When one fourteen-year-old ran away in Philly, Delgado became enraged. He beat her young female companion to death, cut off her head, and dumped the body in the Schuylkill River. He then went to the laundromat in North Philly where the fourteen-year-old girl had found work with other illegal immigrants, and slid the severed head across the floor.

The Mexican national who quietly ran the laundry business, and had witnessed Delgado’s act, became a confidential informant. He helped Byrth and Payne track down Delgado to a dilapidated row house in Frankford, and then, with Byrth as witness to what he declared was an act of self-defense, ended Delgado’s reign of terror with shots from a.45.

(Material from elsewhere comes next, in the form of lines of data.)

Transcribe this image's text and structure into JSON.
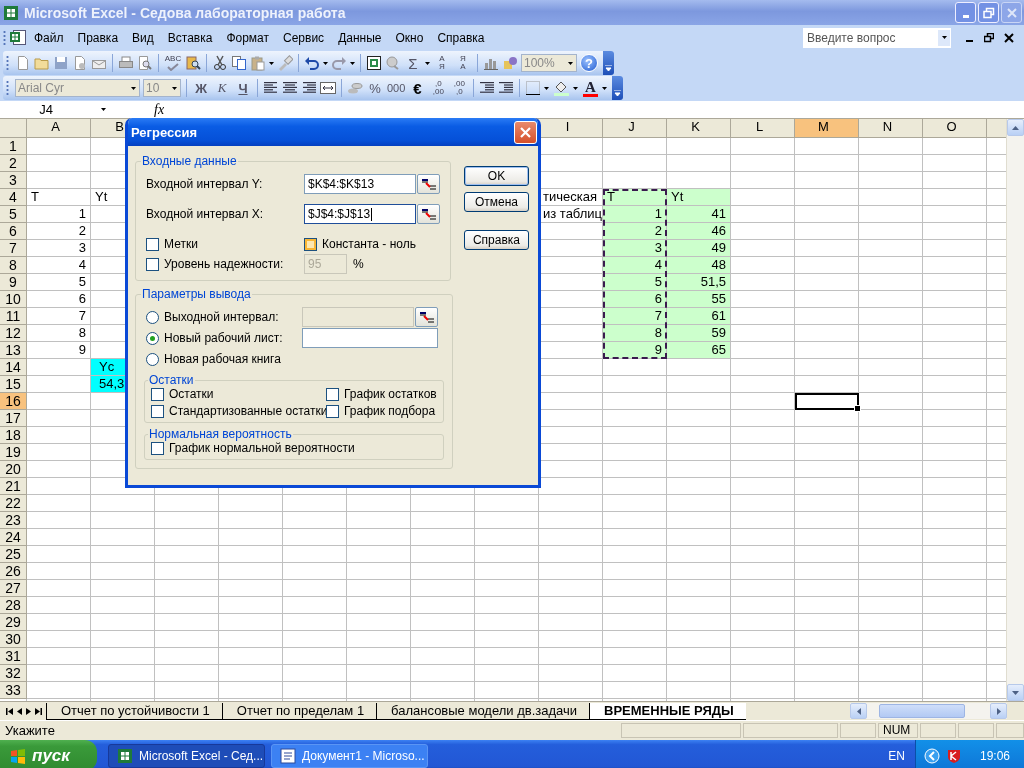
{
  "window": {
    "title": "Microsoft Excel - Седова лабораторная работа"
  },
  "menu": [
    "Файл",
    "Правка",
    "Вид",
    "Вставка",
    "Формат",
    "Сервис",
    "Данные",
    "Окно",
    "Справка"
  ],
  "help_box": {
    "placeholder": "Введите вопрос"
  },
  "standard_toolbar": {
    "spelling": "ABC",
    "autosum": "Σ",
    "sort_buttons": [
      {
        "top": "А",
        "bottom": "Я"
      },
      {
        "top": "Я",
        "bottom": "А"
      }
    ],
    "zoom": "100%",
    "help": "?"
  },
  "formatting_toolbar": {
    "font": "Arial Cyr",
    "size": "10",
    "styles": [
      "Ж",
      "К",
      "Ч"
    ],
    "number_formats": [
      "%",
      "000",
      "€"
    ],
    "decimal_buttons": [
      {
        "top": ",0",
        "bottom": ",00"
      },
      {
        "top": ",00",
        "bottom": ",0"
      }
    ],
    "font_color": "A"
  },
  "formula_bar": {
    "name_box": "J4",
    "function_label": "fx"
  },
  "sheet": {
    "columns": [
      {
        "kind": "header",
        "label": "A",
        "selected": false
      },
      {
        "kind": "header",
        "label": "B",
        "selected": false
      },
      {
        "kind": "covered"
      },
      {
        "kind": "covered"
      },
      {
        "kind": "covered"
      },
      {
        "kind": "covered"
      },
      {
        "kind": "covered"
      },
      {
        "kind": "covered"
      },
      {
        "kind": "header",
        "label": "I",
        "selected": false
      },
      {
        "kind": "header",
        "label": "J",
        "selected": false
      },
      {
        "kind": "header",
        "label": "K",
        "selected": false
      },
      {
        "kind": "header",
        "label": "L",
        "selected": false
      },
      {
        "kind": "header",
        "label": "M",
        "selected": true
      },
      {
        "kind": "header",
        "label": "N",
        "selected": false
      },
      {
        "kind": "header",
        "label": "O",
        "selected": false
      }
    ],
    "rows": [
      {
        "label": "1",
        "selected": false
      },
      {
        "label": "2",
        "selected": false
      },
      {
        "label": "3",
        "selected": false
      },
      {
        "label": "4",
        "selected": false,
        "cells": [
          {
            "kind": "text",
            "text": "T",
            "color": "#ffffff",
            "copied": false
          },
          {
            "kind": "text",
            "text": "Yt",
            "color": "#ffffff",
            "copied": false
          },
          {
            "kind": "blank"
          },
          {
            "kind": "blank"
          },
          {
            "kind": "blank"
          },
          {
            "kind": "blank"
          },
          {
            "kind": "blank"
          },
          {
            "kind": "blank"
          },
          {
            "kind": "text",
            "text": "тическая",
            "color": "#ffffff",
            "copied": false
          },
          {
            "kind": "text",
            "text": "T",
            "color": "#ccffcc",
            "copied": true
          },
          {
            "kind": "text",
            "text": "Yt",
            "color": "#ccffcc",
            "copied": false
          }
        ]
      },
      {
        "label": "5",
        "selected": false,
        "cells": [
          {
            "kind": "number",
            "text": "1",
            "color": "#ffffff",
            "copied": false
          },
          {
            "kind": "blank"
          },
          {
            "kind": "blank"
          },
          {
            "kind": "blank"
          },
          {
            "kind": "blank"
          },
          {
            "kind": "blank"
          },
          {
            "kind": "blank"
          },
          {
            "kind": "blank"
          },
          {
            "kind": "text",
            "text": "из таблиц",
            "color": "#ffffff",
            "copied": false
          },
          {
            "kind": "number",
            "text": "1",
            "color": "#ccffcc",
            "copied": true
          },
          {
            "kind": "number",
            "text": "41",
            "color": "#ccffcc",
            "copied": false
          }
        ]
      },
      {
        "label": "6",
        "selected": false,
        "cells": [
          {
            "kind": "number",
            "text": "2",
            "color": "#ffffff",
            "copied": false
          },
          {
            "kind": "blank"
          },
          {
            "kind": "blank"
          },
          {
            "kind": "blank"
          },
          {
            "kind": "blank"
          },
          {
            "kind": "blank"
          },
          {
            "kind": "blank"
          },
          {
            "kind": "blank"
          },
          {
            "kind": "blank"
          },
          {
            "kind": "number",
            "text": "2",
            "color": "#ccffcc",
            "copied": true
          },
          {
            "kind": "number",
            "text": "46",
            "color": "#ccffcc",
            "copied": false
          }
        ]
      },
      {
        "label": "7",
        "selected": false,
        "cells": [
          {
            "kind": "number",
            "text": "3",
            "color": "#ffffff",
            "copied": false
          },
          {
            "kind": "blank"
          },
          {
            "kind": "blank"
          },
          {
            "kind": "blank"
          },
          {
            "kind": "blank"
          },
          {
            "kind": "blank"
          },
          {
            "kind": "blank"
          },
          {
            "kind": "blank"
          },
          {
            "kind": "blank"
          },
          {
            "kind": "number",
            "text": "3",
            "color": "#ccffcc",
            "copied": true
          },
          {
            "kind": "number",
            "text": "49",
            "color": "#ccffcc",
            "copied": false
          }
        ]
      },
      {
        "label": "8",
        "selected": false,
        "cells": [
          {
            "kind": "number",
            "text": "4",
            "color": "#ffffff",
            "copied": false
          },
          {
            "kind": "blank"
          },
          {
            "kind": "blank"
          },
          {
            "kind": "blank"
          },
          {
            "kind": "blank"
          },
          {
            "kind": "blank"
          },
          {
            "kind": "blank"
          },
          {
            "kind": "blank"
          },
          {
            "kind": "blank"
          },
          {
            "kind": "number",
            "text": "4",
            "color": "#ccffcc",
            "copied": true
          },
          {
            "kind": "number",
            "text": "48",
            "color": "#ccffcc",
            "copied": false
          }
        ]
      },
      {
        "label": "9",
        "selected": false,
        "cells": [
          {
            "kind": "number",
            "text": "5",
            "color": "#ffffff",
            "copied": false
          },
          {
            "kind": "blank"
          },
          {
            "kind": "blank"
          },
          {
            "kind": "blank"
          },
          {
            "kind": "blank"
          },
          {
            "kind": "blank"
          },
          {
            "kind": "blank"
          },
          {
            "kind": "blank"
          },
          {
            "kind": "blank"
          },
          {
            "kind": "number",
            "text": "5",
            "color": "#ccffcc",
            "copied": true
          },
          {
            "kind": "number",
            "text": "51,5",
            "color": "#ccffcc",
            "copied": false
          }
        ]
      },
      {
        "label": "10",
        "selected": false,
        "cells": [
          {
            "kind": "number",
            "text": "6",
            "color": "#ffffff",
            "copied": false
          },
          {
            "kind": "blank"
          },
          {
            "kind": "blank"
          },
          {
            "kind": "blank"
          },
          {
            "kind": "blank"
          },
          {
            "kind": "blank"
          },
          {
            "kind": "blank"
          },
          {
            "kind": "blank"
          },
          {
            "kind": "blank"
          },
          {
            "kind": "number",
            "text": "6",
            "color": "#ccffcc",
            "copied": true
          },
          {
            "kind": "number",
            "text": "55",
            "color": "#ccffcc",
            "copied": false
          }
        ]
      },
      {
        "label": "11",
        "selected": false,
        "cells": [
          {
            "kind": "number",
            "text": "7",
            "color": "#ffffff",
            "copied": false
          },
          {
            "kind": "blank"
          },
          {
            "kind": "blank"
          },
          {
            "kind": "blank"
          },
          {
            "kind": "blank"
          },
          {
            "kind": "blank"
          },
          {
            "kind": "blank"
          },
          {
            "kind": "blank"
          },
          {
            "kind": "blank"
          },
          {
            "kind": "number",
            "text": "7",
            "color": "#ccffcc",
            "copied": true
          },
          {
            "kind": "number",
            "text": "61",
            "color": "#ccffcc",
            "copied": false
          }
        ]
      },
      {
        "label": "12",
        "selected": false,
        "cells": [
          {
            "kind": "number",
            "text": "8",
            "color": "#ffffff",
            "copied": false
          },
          {
            "kind": "blank"
          },
          {
            "kind": "blank"
          },
          {
            "kind": "blank"
          },
          {
            "kind": "blank"
          },
          {
            "kind": "blank"
          },
          {
            "kind": "blank"
          },
          {
            "kind": "blank"
          },
          {
            "kind": "blank"
          },
          {
            "kind": "number",
            "text": "8",
            "color": "#ccffcc",
            "copied": true
          },
          {
            "kind": "number",
            "text": "59",
            "color": "#ccffcc",
            "copied": false
          }
        ]
      },
      {
        "label": "13",
        "selected": false,
        "cells": [
          {
            "kind": "number",
            "text": "9",
            "color": "#ffffff",
            "copied": false
          },
          {
            "kind": "blank"
          },
          {
            "kind": "blank"
          },
          {
            "kind": "blank"
          },
          {
            "kind": "blank"
          },
          {
            "kind": "blank"
          },
          {
            "kind": "blank"
          },
          {
            "kind": "blank"
          },
          {
            "kind": "blank"
          },
          {
            "kind": "number",
            "text": "9",
            "color": "#ccffcc",
            "copied": true
          },
          {
            "kind": "number",
            "text": "65",
            "color": "#ccffcc",
            "copied": false
          }
        ]
      },
      {
        "label": "14",
        "selected": false,
        "cells": [
          {
            "kind": "blank"
          },
          {
            "kind": "text",
            "text": "Yc",
            "color": "#00ffff",
            "copied": false
          }
        ]
      },
      {
        "label": "15",
        "selected": false,
        "cells": [
          {
            "kind": "blank"
          },
          {
            "kind": "text",
            "text": "54,3",
            "color": "#00ffff",
            "copied": false
          }
        ]
      },
      {
        "label": "16",
        "selected": true
      },
      {
        "label": "17",
        "selected": false
      },
      {
        "label": "18",
        "selected": false
      },
      {
        "label": "19",
        "selected": false
      },
      {
        "label": "20",
        "selected": false
      },
      {
        "label": "21",
        "selected": false
      },
      {
        "label": "22",
        "selected": false
      },
      {
        "label": "23",
        "selected": false
      },
      {
        "label": "24",
        "selected": false
      },
      {
        "label": "25",
        "selected": false
      },
      {
        "label": "26",
        "selected": false
      },
      {
        "label": "27",
        "selected": false
      },
      {
        "label": "28",
        "selected": false
      },
      {
        "label": "29",
        "selected": false
      },
      {
        "label": "30",
        "selected": false
      },
      {
        "label": "31",
        "selected": false
      },
      {
        "label": "32",
        "selected": false
      },
      {
        "label": "33",
        "selected": false
      }
    ]
  },
  "dialog": {
    "title": "Регрессия",
    "input_group": {
      "title": "Входные данные",
      "fields": [
        {
          "label": "Входной интервал Y:",
          "value": "$K$4:$K$13",
          "focused": false
        },
        {
          "label": "Входной интервал X:",
          "value": "$J$4:$J$13",
          "focused": true
        }
      ],
      "checkboxes": [
        {
          "label": "Метки",
          "checked": false,
          "hovered": false
        },
        {
          "label": "Константа - ноль",
          "checked": false,
          "hovered": true
        }
      ],
      "confidence": {
        "label": "Уровень надежности:",
        "checked": false,
        "hovered": false,
        "value": "95",
        "unit": "%"
      }
    },
    "output_group": {
      "title": "Параметры вывода",
      "options": [
        {
          "label": "Выходной интервал:",
          "selected": false,
          "kind": "range"
        },
        {
          "label": "Новый рабочий лист:",
          "selected": true,
          "kind": "text"
        },
        {
          "label": "Новая рабочая книга",
          "selected": false,
          "kind": "none"
        }
      ],
      "residuals": {
        "title": "Остатки",
        "checkboxes": [
          {
            "label": "Остатки",
            "checked": false,
            "hovered": false
          },
          {
            "label": "График остатков",
            "checked": false,
            "hovered": false
          },
          {
            "label": "Стандартизованные остатки",
            "checked": false,
            "hovered": false
          },
          {
            "label": "График подбора",
            "checked": false,
            "hovered": false
          }
        ]
      },
      "normal": {
        "title": "Нормальная вероятность",
        "checkboxes": [
          {
            "label": "График нормальной вероятности",
            "checked": false,
            "hovered": false
          }
        ]
      }
    },
    "buttons": [
      {
        "label": "OK",
        "default": true
      },
      {
        "label": "Отмена",
        "default": false
      },
      {
        "label": "Справка",
        "default": false
      }
    ]
  },
  "sheet_tabs": [
    {
      "label": "Отчет по устойчивости 1",
      "selected": false
    },
    {
      "label": "Отчет по пределам 1",
      "selected": false
    },
    {
      "label": "балансовые модели дв.задачи",
      "selected": false
    },
    {
      "label": "ВРЕМЕННЫЕ РЯДЫ",
      "selected": true
    }
  ],
  "status_bar": {
    "message": "Укажите",
    "indicator": "NUM"
  },
  "taskbar": {
    "start": "пуск",
    "tasks": [
      {
        "label": "Microsoft Excel - Сед...",
        "selected": true,
        "kind": "sheet"
      },
      {
        "label": "Документ1 - Microso...",
        "selected": false,
        "kind": "document"
      }
    ],
    "language": "EN",
    "clock": "19:06"
  }
}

Payne, who’d been in the next room when the two rounds were fired, quietly wondered if the confidential informant’s motive had been revenge. But while Payne could not prove it was not self-defense, there was ample evidence of Delgado’s brutal crimes-including El Gato and his crew having kidnapped Amanda Law, throwing her inside a minivan in front of Temple University Hospital and holding her hostage at the Frankford row house.

No one had any doubt whatsoever that El Gato finally had used up at least nine lives and that the bastard deserved to die.

And now Payne understood what Mickey meant when he had said, “Because you get it”-Matt had personally experienced the evil.

When he saw O’Brien’s butchered torso and then the severed head, he had flashbacks to when he’d been at the medical examiner’s office for the autopsy of the young girl’s body pulled from the Schuylkill and again when the confidential informant had showed him her head that he’d hidden in a bag in his basement deep freeze after it had been thrown in the laundromat.

“Like El Gato,” Mickey O’Hara said, “only worse. Delgado was a deluded wannabe thinking he could operate his small crew in the shadows, outside of the cartels. These bastards are the real deal. And they have no problem killing anyone in their way-not just little girls. In Mexico alone, a hundred journalists have been killed over the last decade, another twenty gone missing-and not a single one solved. If their bodies are found, they show clear evidence of torture. Mexico is the fourth most dangerous nation in the world for journalists, after Syria, Somalia, and Pakistan.”

He turned and met Payne’s eyes.

“And now it’s here. This is beyond intimidation. This is retaliation, Matty.”